I know I kind of jumped around... But I believe that in order to rationalize women being leaders in the church a person would have to accept a view of dispensationalism whereby they can ignore the Apostle Paul on the matter and claim a new dispensation of sorts.

Reactions: Like 1


----------



## bookslover (Sep 11, 2019)

As always, follow the money. That will usually be a clue as to what is _really_ going on.


----------



## jwithnell (Sep 11, 2019)

Without any official name, this sounds like the teaching and practice of any number of small churches in the southeast US. Little education certainly encourages the prophetic and emotional aspects. Who can argue when god has "told" you?

Reactions: Like 1


----------



## Howard the Reformer (Sep 12, 2019)

Thanks to everyone who has responded. I have a friend who has become involved in this in the Houston area. He told me recently that he started a business and his pastor (a woman) prophesied that his business would succeed. I tried to reason with him (as he is a professing believer) how misguided this was and his response to me was the pastor received direct revelation from God and he believed her. Pray that I can help my misguided friend to see the truth of scripture.

Reactions: Praying 1


----------



## Chad Hutson (Sep 12, 2019)

Howard the Reformer said:


> Thanks to everyone who has responded. I have a friend who has become involved in this in the Houston area. He told me recently that he started a business and his pastor (a woman) prophesied that his business would succeed. I tried to reason with him (as he is a professing believer) how misguided this was and his response to me was the pastor received direct revelation from God and he believed her. Pray that I can help my misguided friend to see the truth of scripture.

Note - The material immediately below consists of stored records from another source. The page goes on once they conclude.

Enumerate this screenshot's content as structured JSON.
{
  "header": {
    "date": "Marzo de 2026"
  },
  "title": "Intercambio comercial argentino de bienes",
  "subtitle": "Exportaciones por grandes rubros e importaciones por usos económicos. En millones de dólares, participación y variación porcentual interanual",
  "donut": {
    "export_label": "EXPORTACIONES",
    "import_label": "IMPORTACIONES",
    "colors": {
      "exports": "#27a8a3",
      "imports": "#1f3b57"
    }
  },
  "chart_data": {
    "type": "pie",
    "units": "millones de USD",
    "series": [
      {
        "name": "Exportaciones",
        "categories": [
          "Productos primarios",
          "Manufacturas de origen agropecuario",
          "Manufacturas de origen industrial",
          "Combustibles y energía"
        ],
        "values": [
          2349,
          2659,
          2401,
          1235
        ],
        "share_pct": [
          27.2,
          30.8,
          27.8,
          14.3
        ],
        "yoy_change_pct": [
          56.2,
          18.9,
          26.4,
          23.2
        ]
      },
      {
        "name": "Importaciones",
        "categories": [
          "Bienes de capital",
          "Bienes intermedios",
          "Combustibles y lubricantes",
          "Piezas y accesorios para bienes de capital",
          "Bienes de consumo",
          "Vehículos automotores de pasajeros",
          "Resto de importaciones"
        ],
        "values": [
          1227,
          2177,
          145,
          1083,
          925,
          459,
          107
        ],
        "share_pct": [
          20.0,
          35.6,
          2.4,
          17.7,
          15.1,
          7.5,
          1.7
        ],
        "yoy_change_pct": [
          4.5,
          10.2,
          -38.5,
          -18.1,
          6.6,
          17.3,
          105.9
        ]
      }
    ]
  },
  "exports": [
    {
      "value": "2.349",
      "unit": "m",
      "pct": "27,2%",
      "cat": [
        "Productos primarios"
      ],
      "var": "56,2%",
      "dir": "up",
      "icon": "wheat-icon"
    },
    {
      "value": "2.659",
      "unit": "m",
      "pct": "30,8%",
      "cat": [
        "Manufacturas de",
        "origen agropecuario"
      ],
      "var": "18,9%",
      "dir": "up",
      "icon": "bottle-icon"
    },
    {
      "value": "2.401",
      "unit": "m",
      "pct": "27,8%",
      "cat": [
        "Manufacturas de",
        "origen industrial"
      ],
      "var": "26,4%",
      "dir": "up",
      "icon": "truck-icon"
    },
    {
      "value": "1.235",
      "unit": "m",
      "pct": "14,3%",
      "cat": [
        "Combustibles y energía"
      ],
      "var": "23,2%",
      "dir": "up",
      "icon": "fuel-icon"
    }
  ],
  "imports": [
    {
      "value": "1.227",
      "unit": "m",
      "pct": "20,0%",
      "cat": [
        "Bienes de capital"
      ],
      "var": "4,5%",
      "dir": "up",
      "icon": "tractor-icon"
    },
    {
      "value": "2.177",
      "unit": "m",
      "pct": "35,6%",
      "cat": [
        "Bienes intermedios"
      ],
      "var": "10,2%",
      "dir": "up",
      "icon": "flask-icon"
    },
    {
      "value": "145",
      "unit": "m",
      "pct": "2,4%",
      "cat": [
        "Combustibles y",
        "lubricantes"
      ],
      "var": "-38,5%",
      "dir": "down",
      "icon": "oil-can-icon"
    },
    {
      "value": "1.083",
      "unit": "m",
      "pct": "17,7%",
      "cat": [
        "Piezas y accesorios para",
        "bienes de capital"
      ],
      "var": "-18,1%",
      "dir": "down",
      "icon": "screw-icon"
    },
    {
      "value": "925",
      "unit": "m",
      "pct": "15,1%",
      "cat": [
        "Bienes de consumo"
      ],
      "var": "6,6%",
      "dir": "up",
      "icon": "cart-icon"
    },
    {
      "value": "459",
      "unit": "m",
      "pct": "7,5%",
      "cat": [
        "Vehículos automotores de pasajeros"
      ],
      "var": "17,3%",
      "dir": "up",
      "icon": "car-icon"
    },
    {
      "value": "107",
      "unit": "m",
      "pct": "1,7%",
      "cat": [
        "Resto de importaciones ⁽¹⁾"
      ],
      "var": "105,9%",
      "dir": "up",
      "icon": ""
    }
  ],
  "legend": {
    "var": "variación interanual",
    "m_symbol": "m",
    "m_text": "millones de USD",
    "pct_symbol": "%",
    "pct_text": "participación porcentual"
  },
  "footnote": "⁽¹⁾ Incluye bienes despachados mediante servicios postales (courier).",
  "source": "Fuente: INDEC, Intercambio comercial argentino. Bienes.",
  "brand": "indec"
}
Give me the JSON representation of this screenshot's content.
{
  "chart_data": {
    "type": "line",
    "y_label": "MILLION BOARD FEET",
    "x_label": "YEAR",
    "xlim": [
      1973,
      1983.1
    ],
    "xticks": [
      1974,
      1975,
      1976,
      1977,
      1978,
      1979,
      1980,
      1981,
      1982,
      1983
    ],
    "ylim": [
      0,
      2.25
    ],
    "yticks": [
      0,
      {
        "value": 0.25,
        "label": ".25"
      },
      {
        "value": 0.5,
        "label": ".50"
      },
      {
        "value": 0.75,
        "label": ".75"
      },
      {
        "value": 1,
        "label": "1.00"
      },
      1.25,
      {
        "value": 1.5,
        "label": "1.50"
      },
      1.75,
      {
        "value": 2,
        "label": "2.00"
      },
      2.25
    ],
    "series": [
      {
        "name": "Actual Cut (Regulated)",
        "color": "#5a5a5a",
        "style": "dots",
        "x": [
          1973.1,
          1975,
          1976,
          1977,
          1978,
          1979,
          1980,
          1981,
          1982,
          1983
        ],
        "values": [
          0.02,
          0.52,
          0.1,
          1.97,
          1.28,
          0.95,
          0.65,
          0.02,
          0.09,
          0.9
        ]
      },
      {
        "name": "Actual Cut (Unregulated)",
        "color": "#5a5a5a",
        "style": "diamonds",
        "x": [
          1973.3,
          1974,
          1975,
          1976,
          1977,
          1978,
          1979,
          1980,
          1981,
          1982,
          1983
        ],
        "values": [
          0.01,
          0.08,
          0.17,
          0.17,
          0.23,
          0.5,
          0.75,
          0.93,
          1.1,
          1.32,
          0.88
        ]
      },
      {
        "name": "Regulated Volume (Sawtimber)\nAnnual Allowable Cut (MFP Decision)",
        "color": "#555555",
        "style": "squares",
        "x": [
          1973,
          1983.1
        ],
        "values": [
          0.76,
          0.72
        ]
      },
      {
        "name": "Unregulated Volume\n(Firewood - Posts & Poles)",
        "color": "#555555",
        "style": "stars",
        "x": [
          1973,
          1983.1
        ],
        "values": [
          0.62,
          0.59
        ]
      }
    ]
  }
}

Brother, this error has also crept into churches not directly associated with NAR, and it really isn't a new phenomena. About 20 years ago I knew of a pastor in a non-denominational church who said the Lord told him to take a group of men and go to a certain man's house who was from a rough background and had missed a couple of services in a row. The group assembled after the service and drove in caravan to the man's house to confront him "by the word of the Lord," only to discover that he was on an extended vacation with his family. When told of this by a family member who attends the church I simply asked:"do you suppose God didn't know the man was on vacation?"
Such absurdity passes off as legitimate Christian experience today.

Reactions: Sad 1


----------